Given this fact I decided that our Midg should mimic the act, and using the same illustration that had likely inspired the two girls (Illustration for Alfred Noyes' poem "A Spell for a Fairy" in Princess Mary's Gift Book by Claude Shepperson, Hodder and Stoughton, c. 1914) concocted three dancing nymphs and sat them in the garden to become "The Bishopstoke Fairies'. With the Midg using the closest focus lens at 4ft and wide open at f/11 and hand held at 1/25th sec. If nothing else, it proved that these two girls did very well, for their efforts are significantly better than mine.

The Bishopstoke Fairies

The picture above is the whole plate, whilst at left is crop of the same plate. The fairies are quite small in the frame as the closest the Midg can focus is 4ft, the same restriction would have confronted the girls. The whole project filled me with respect for the two girls, who managed to create their cutouts unseen, smuggle them out of the house and photograph them without the benefit of a test run.
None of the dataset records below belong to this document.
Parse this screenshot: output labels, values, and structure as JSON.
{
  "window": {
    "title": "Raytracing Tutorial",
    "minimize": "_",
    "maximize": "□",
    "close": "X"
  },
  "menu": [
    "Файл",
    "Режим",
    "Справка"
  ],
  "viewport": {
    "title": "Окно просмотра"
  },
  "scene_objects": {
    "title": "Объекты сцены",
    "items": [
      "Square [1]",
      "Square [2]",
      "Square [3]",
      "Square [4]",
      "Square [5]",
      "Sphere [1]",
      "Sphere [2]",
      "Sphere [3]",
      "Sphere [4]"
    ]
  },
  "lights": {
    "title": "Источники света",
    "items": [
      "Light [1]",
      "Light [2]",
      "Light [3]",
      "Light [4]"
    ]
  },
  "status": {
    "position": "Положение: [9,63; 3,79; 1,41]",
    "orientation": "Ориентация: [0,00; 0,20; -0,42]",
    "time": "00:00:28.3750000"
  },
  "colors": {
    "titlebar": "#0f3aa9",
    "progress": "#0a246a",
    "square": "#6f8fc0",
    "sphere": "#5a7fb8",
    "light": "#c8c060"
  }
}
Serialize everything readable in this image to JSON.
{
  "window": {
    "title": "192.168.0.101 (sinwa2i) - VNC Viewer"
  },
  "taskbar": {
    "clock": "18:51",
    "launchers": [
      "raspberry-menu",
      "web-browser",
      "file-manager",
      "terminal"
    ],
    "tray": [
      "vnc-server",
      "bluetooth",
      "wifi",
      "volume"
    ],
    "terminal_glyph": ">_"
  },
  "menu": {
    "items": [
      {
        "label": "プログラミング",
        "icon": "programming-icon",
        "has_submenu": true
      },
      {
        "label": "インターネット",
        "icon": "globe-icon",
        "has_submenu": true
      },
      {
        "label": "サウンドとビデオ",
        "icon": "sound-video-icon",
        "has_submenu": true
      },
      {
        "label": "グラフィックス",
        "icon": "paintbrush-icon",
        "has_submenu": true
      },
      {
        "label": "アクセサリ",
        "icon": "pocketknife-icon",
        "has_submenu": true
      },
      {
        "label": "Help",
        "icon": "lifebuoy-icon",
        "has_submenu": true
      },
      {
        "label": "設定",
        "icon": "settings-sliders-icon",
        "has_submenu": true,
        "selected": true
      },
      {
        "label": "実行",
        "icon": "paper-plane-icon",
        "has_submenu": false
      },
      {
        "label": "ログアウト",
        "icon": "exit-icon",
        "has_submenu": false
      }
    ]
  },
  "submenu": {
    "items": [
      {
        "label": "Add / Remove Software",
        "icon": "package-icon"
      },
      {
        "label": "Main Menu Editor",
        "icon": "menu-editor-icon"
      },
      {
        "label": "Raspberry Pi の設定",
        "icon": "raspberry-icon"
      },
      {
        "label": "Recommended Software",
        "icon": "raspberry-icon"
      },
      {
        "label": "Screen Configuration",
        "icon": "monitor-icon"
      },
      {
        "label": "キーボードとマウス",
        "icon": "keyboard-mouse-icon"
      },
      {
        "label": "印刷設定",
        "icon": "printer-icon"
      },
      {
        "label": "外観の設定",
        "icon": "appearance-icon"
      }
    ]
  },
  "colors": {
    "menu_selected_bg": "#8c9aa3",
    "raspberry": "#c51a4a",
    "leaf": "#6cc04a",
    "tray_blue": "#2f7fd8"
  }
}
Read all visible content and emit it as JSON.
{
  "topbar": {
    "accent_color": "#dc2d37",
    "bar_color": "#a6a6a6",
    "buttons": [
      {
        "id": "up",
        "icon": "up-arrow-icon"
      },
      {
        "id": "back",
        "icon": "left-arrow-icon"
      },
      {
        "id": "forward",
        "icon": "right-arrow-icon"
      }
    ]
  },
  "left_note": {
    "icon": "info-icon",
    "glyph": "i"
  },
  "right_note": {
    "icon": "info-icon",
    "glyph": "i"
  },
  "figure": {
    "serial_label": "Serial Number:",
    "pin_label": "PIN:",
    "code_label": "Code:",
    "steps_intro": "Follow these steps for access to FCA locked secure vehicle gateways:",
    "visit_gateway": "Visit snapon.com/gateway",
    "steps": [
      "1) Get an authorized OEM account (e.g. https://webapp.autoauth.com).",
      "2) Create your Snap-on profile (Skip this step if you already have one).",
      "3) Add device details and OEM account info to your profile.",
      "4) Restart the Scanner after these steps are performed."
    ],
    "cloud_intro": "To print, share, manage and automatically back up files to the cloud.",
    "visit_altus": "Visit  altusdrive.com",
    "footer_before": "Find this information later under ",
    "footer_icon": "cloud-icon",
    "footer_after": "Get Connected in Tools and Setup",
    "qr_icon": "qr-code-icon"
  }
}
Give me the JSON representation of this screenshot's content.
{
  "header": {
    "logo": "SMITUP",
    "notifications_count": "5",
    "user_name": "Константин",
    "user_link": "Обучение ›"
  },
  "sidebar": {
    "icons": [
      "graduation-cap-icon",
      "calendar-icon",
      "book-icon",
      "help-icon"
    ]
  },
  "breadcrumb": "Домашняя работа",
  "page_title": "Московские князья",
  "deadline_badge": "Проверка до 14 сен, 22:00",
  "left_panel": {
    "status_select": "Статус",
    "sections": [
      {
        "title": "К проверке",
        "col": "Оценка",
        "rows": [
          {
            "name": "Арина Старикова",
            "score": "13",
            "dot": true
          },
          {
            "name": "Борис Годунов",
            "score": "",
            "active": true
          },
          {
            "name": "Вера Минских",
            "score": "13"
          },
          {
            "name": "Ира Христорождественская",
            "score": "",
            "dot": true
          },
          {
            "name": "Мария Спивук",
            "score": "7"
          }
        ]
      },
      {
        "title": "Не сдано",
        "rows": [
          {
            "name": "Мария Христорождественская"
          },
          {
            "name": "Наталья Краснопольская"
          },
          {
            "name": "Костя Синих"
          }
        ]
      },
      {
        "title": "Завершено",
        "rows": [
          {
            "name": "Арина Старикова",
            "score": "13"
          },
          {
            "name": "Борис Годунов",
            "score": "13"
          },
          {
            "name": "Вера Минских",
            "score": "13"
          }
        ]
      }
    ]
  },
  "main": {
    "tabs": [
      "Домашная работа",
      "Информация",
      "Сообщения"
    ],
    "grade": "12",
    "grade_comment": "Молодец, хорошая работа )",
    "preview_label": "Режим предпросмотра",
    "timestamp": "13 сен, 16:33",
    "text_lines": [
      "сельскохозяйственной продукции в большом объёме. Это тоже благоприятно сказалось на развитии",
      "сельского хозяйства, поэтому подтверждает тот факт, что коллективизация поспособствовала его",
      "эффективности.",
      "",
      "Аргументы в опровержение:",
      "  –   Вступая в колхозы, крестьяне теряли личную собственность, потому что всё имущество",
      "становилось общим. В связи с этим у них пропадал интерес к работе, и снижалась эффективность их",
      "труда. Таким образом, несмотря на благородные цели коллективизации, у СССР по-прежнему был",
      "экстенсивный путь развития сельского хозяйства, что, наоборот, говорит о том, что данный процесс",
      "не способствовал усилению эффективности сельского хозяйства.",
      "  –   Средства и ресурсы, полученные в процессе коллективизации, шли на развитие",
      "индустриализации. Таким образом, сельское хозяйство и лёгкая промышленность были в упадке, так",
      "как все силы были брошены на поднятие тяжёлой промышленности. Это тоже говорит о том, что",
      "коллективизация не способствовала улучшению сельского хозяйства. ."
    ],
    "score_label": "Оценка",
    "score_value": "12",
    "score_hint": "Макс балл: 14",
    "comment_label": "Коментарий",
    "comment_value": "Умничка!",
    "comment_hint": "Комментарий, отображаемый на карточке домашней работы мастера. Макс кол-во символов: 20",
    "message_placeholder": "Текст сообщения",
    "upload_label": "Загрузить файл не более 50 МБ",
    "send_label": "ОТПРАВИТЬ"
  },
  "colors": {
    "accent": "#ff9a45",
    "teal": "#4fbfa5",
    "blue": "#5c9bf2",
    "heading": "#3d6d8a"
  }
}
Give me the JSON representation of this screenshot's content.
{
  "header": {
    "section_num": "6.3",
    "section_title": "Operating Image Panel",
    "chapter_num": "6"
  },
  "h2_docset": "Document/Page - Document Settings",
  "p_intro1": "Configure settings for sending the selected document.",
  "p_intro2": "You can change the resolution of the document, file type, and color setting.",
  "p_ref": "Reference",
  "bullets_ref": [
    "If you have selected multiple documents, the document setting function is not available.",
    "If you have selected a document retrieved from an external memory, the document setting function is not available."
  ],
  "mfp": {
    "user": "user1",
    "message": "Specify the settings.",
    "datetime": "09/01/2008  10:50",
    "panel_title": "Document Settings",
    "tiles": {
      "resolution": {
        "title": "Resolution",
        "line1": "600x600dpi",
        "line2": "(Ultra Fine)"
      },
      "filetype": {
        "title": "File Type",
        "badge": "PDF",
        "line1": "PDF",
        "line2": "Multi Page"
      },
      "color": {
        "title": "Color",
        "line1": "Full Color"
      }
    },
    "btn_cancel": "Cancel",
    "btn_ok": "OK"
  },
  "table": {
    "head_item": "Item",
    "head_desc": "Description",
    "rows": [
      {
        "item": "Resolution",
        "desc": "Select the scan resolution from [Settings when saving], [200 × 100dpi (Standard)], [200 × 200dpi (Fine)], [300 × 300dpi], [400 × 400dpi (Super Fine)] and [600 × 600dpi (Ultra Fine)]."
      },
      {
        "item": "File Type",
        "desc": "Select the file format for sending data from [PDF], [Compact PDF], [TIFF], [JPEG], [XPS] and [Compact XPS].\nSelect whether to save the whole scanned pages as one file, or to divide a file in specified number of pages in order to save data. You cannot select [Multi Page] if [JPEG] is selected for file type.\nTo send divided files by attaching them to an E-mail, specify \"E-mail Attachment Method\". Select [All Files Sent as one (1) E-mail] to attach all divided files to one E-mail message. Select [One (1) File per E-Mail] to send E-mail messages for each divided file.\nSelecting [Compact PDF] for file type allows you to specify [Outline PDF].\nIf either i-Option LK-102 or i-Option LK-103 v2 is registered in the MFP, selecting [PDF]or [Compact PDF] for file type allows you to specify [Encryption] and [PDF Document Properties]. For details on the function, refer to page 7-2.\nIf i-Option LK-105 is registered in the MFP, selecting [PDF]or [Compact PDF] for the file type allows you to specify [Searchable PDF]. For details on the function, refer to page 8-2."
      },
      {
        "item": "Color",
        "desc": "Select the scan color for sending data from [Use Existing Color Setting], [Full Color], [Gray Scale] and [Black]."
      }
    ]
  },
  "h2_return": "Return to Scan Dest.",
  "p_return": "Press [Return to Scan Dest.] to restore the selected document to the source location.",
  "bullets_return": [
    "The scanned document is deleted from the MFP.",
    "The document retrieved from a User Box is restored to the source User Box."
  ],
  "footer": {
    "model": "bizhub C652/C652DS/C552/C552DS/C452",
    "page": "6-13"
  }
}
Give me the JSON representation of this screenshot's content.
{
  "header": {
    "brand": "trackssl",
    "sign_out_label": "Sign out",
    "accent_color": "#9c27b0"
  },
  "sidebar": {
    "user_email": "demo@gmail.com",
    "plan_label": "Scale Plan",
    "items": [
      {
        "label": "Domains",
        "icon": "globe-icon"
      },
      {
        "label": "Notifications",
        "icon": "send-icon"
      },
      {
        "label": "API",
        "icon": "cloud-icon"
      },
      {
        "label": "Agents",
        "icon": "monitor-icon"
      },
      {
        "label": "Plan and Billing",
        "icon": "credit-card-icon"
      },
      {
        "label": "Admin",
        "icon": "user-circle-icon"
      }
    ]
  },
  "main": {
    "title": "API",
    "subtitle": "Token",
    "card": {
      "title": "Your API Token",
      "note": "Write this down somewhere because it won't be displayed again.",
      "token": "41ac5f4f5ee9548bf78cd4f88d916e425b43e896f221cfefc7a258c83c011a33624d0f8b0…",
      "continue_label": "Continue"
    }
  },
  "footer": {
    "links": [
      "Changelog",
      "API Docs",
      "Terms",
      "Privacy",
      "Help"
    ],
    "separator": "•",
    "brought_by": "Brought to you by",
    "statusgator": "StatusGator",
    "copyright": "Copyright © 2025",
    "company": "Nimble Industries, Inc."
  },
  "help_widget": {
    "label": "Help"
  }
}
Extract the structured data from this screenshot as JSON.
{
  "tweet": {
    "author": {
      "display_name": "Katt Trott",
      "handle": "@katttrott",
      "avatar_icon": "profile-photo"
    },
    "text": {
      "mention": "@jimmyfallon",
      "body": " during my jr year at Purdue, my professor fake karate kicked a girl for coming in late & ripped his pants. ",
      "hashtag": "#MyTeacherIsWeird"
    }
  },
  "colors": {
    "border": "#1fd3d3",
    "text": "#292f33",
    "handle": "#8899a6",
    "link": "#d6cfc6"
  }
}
They clearly did a better job than me! Of course, there remains the possibility that the fairies were real...

Despite the somewhat tired state of our Midg it proved to be lightproof and reliable. At a later date I will attempt a better mimic of the fairies picture.

The original Cottingley Fairies camera survives to this day in the National Museum of photography in Bradford and can be seen here, you will see that it differs in a number of details.